[The Wandering Jew by Eugene Sue]@TWC D-Link bookThe Wandering Jew CHAPTER XV 9/14
Besides, I may furnish a few notes; but you must not pay Dumoulin till after delivery of the manuscript." "That is well understood: for, if we were to pay him beforehand, he would be drunk for a week in some low den.
It was thus we had to pay him twice over for his virulent attack on the pantheistic tendencies of Professor Martin's philosophy." "Take note of it--and go on!" "The merchant announces that the clerk is about to send the banker to give in his accounts.
You understand ?' added Rodin, after pronouncing these words with a marked emphasis. "Perfectly," said the other, with a start; "they are but the expressions agreed on.

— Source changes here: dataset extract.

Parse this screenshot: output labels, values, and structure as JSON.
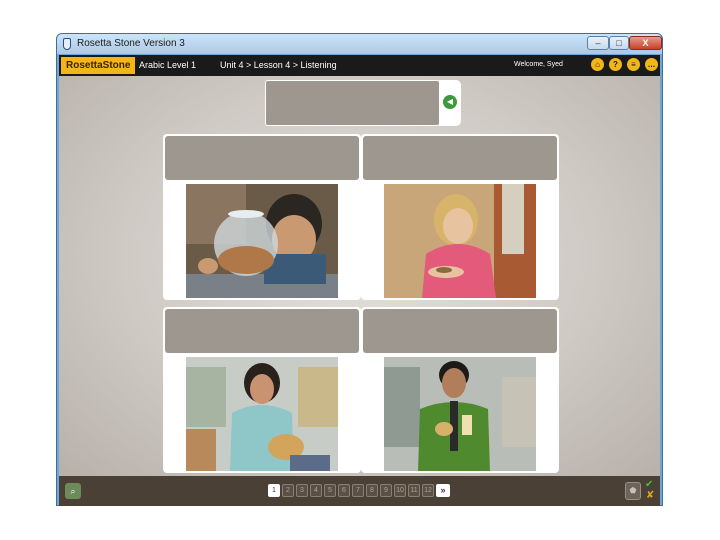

What next ?" "But the clerk," continued the secretary, "is restrained by a last scruple." After a moment's silence, during which the features of Rodin's master worked strongly, he thus resumed: "They must continue to act on the clerk's mind by silence and solitude; then, let him read once more the list of cases in which regicide is authorized and absolved.
Go on!" "The woman Sydney writes from Dresden, that she waits for instructions. Violent scenes of jealousy on her account have again taken place between the father and son; but neither from these new bursts of mutual hatred, nor from the confidential communications which each has made to her against his rival, has she yet been able to glean the information required.